No I wish the UK government to act like every other European Country that signed that agreement bar 3, altho I thought it was 2, and actually have a trickle of people moving, as was allowed by the EU when they brought those countries in, so that we don't end up with 600,000 extra people in our country in the course of 2 years. In other words act with a bit of common sense and with the welfare of their workers in mind.
Almost every other country in Europe did this, but ours didn't.
Fong said:Err when was that?
MC5 said:You can control wages by any manner of means including: a state wage freeze, an employer saying: 'sorry no pay rise next financial year', or sacking some of the work force to name but a few.
So what you are saying is, a government that tried to freeze prices, but couldn't and then was booted out of power, somehow means that we can freeze prices now? Do you remember 1972, do you remember rubbish in the streets?
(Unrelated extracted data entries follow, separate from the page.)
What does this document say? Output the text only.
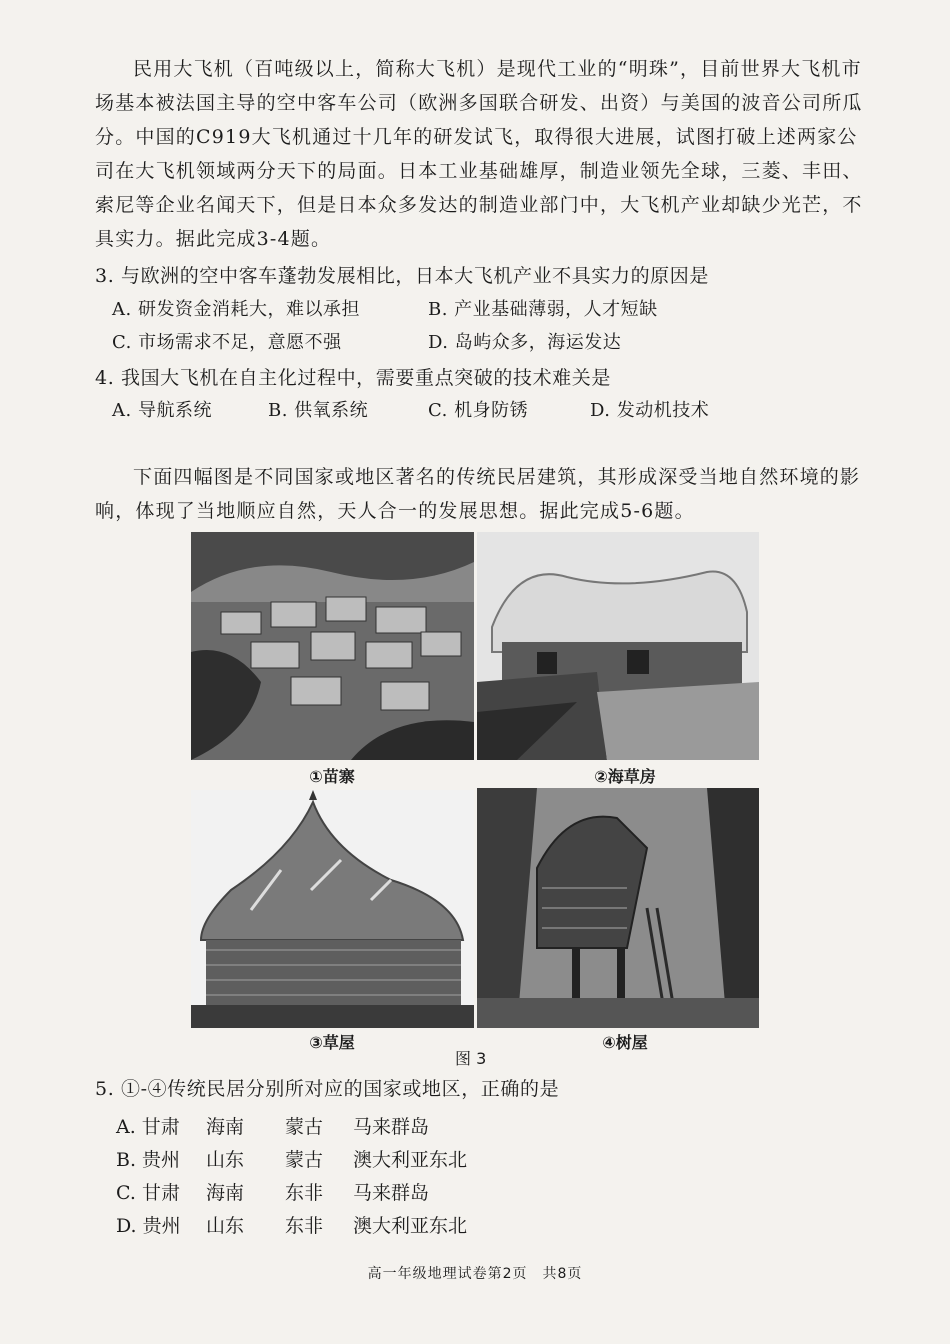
民用大飞机（百吨级以上，简称大飞机）是现代工业的“明珠”，目前世界大飞机市场基本被法国主导的空中客车公司（欧洲多国联合研发、出资）与美国的波音公司所瓜分。中国的C919大飞机通过十几年的研发试飞，取得很大进展，试图打破上述两家公司在大飞机领域两分天下的局面。日本工业基础雄厚，制造业领先全球，三菱、丰田、索尼等企业名闻天下，但是日本众多发达的制造业部门中，大飞机产业却缺少光芒，不具实力。据此完成3-4题。

3. 与欧洲的空中客车蓬勃发展相比，日本大飞机产业不具实力的原因是
A. 研发资金消耗大，难以承担	B. 产业基础薄弱，人才短缺
C. 市场需求不足，意愿不强	D. 岛屿众多，海运发达
4. 我国大飞机在自主化过程中，需要重点突破的技术难关是
A. 导航系统	B. 供氧系统	C. 机身防锈	D. 发动机技术

下面四幅图是不同国家或地区著名的传统民居建筑，其形成深受当地自然环境的影响，体现了当地顺应自然，天人合一的发展思想。据此完成5-6题。

①苗寨	②海草房
③草屋	④树屋
图 3
5. ①-④传统民居分别所对应的国家或地区，正确的是
A. 甘肃 海南 蒙古 马来群岛
B. 贵州 山东 蒙古 澳大利亚东北
C. 甘肃 海南 东非 马来群岛
D. 贵州 山东 东非 澳大利亚东北
高一年级地理试卷第2页　共8页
Dead bodies not being collected, massive strikes all around the country, they didn't call it the Winter of Discontent for nothing you know.
I have told you, because when you control the price and wages, you no longer have a free market economy, if you no longer have a free market economy, what do you suggest in its place?
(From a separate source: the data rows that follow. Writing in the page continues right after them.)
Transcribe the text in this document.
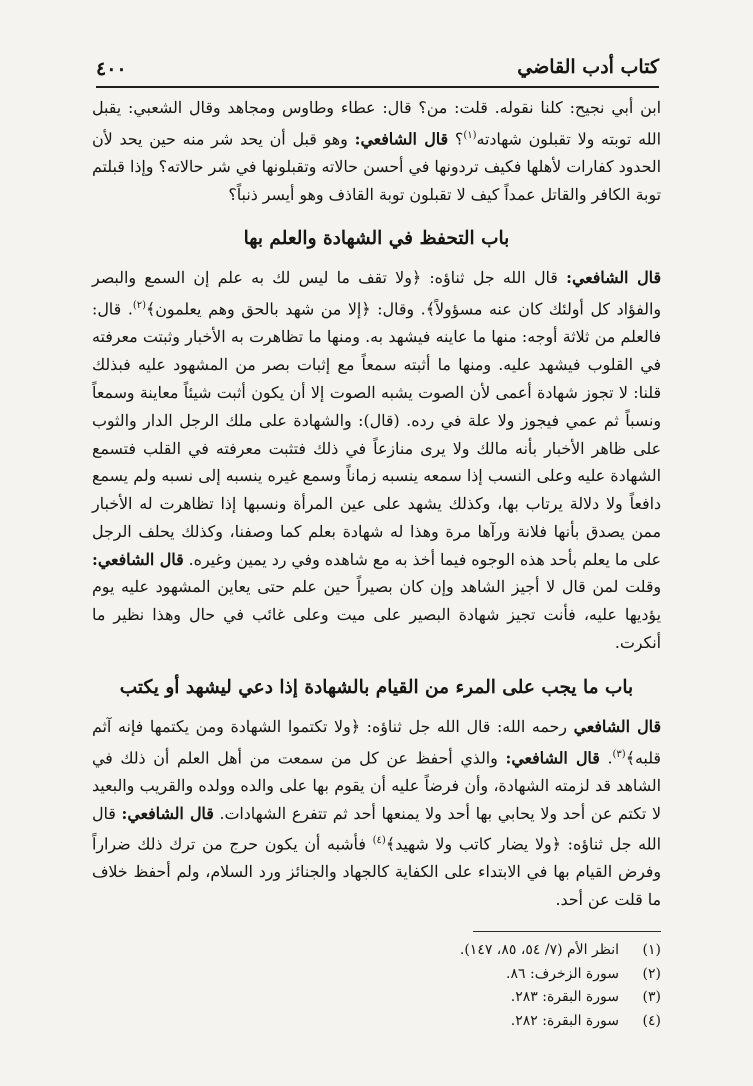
كتاب أدب القاضي
٤٠٠

ابن أبي نجيح: كلنا نقوله. قلت: من؟ قال: عطاء وطاوس ومجاهد وقال الشعبي: يقبل الله توبته ولا تقبلون شهادته$^{(١)}$؟ قال الشافعي: وهو قبل أن يحد شر منه حين يحد لأن الحدود كفارات لأهلها فكيف تردونها في أحسن حالاته وتقبلونها في شر حالاته؟ وإذا قبلتم توبة الكافر والقاتل عمداً كيف لا تقبلون توبة القاذف وهو أيسر ذنباً؟

باب التحفظ في الشهادة والعلم بها

قال الشافعي: قال الله جل ثناؤه: ﴿ولا تقف ما ليس لك به علم إن السمع والبصر والفؤاد كل أولئك كان عنه مسؤولاً﴾. وقال: ﴿إلا من شهد بالحق وهم يعلمون﴾$^{(٢)}$. قال: فالعلم من ثلاثة أوجه: منها ما عاينه فيشهد به. ومنها ما تظاهرت به الأخبار وثبتت معرفته في القلوب فيشهد عليه. ومنها ما أثبته سمعاً مع إثبات بصر من المشهود عليه فبذلك قلنا: لا تجوز شهادة أعمى لأن الصوت يشبه الصوت إلا أن يكون أثبت شيئاً معاينة وسمعاً ونسباً ثم عمي فيجوز ولا علة في رده. (قال): والشهادة على ملك الرجل الدار والثوب على ظاهر الأخبار بأنه مالك ولا يرى منازعاً في ذلك فتثبت معرفته في القلب فتسمع الشهادة عليه وعلى النسب إذا سمعه ينسبه زماناً وسمع غيره ينسبه إلى نسبه ولم يسمع دافعاً ولا دلالة يرتاب بها، وكذلك يشهد على عين المرأة ونسبها إذا تظاهرت له الأخبار ممن يصدق بأنها فلانة ورآها مرة وهذا له شهادة بعلم كما وصفنا، وكذلك يحلف الرجل على ما يعلم بأحد هذه الوجوه فيما أخذ به مع شاهده وفي رد يمين وغيره. قال الشافعي: وقلت لمن قال لا أجيز الشاهد وإن كان بصيراً حين علم حتى يعاين المشهود عليه يوم يؤديها عليه، فأنت تجيز شهادة البصير على ميت وعلى غائب في حال وهذا نظير ما أنكرت.

باب ما يجب على المرء من القيام بالشهادة إذا دعي ليشهد أو يكتب

قال الشافعي رحمه الله: قال الله جل ثناؤه: ﴿ولا تكتموا الشهادة ومن يكتمها فإنه آثم قلبه﴾$^{(٣)}$. قال الشافعي: والذي أحفظ عن كل من سمعت من أهل العلم أن ذلك في الشاهد قد لزمته الشهادة، وأن فرضاً عليه أن يقوم بها على والده وولده والقريب والبعيد لا تكتم عن أحد ولا يحابي بها أحد ولا يمنعها أحد ثم تتفرع الشهادات. قال الشافعي: قال الله جل ثناؤه: ﴿ولا يضار كاتب ولا شهيد﴾$^{(٤)}$ فأشبه أن يكون حرج من ترك ذلك ضراراً وفرض القيام بها في الابتداء على الكفاية كالجهاد والجنائز ورد السلام، ولم أحفظ خلاف ما قلت عن أحد.

(١)انظر الأم (٧/ ٥٤، ٨٥، ١٤٧).

(٢)سورة الزخرف: ٨٦.

(٣)سورة البقرة: ٢٨٣.

(٤)سورة البقرة: ٢٨٢.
Capitalism is built on a free market economy, to take that away is to take away capitalism and bring in communism.
That is easier then controlling immigration?
The fact that you don't understand the economic impact of your own arguments is what is confusing you, but it isn't something I really want to explain at length, I suggest you find a friend economist and have them explain to you why you can't control price and wage in a capitalist country, he might simply say...cause then it won't be a capitalist country, but he might actually explain all the maths to you too.
MC5 said:So it's organisations like the big supermarkets who often fix prices is what you're saying?.
But as Belboid implied there wouldn't be an issue with the amount of numbers you quote if the rest of the EU allows new member states' workers to work in any country. So, pressure on other countries to follow the UK's lead would be more appropriate rather than calling for more controls on the free movement of labour.
belboid said:no errors in my posts. The points made were pointing out the poor logic in your statments. If you werent extrapolating current figures into the future what was the point of your remarks? Simply to repeat the obvious fact that there has been a larger number of immigrants in the last couple of years? Hardly necessary that really is it? And you simply avoid entirely the points that most of those immigrants have left, and that more will leave once the rest of the EU allows new member states' workers to work in any country.
And then your absurd analogy. We have 'provisions X' for everything. Fixed provisions? hardly. We could easily increase the amounts going to each area. Indeed some of the people coming here are doing precisely that! And PFI isn't a necessary requirement of doing that either, thats a total red herring.
To go back to how immigratin has affected wage levels - average earnings across the whole economy rose 4% in the year to June 2006, 4.8% in manufacturing, and 5% if you include bonuses, whilst the RPI rose 3.3%. Immigration has hardly a devastating impact upon most peoples' income then. Even in construction wages are going up - if the workers are covered by the Construction Industry Joint Council - which "has negotiated a three-stage, 36-month agreement with an initial increase of 3.5%.
Further increases of 4.35% and 6% in June 2007 and 2008 will raise the total value to 14.5% over the three years - well above the employers' earlier offer of 11.1%."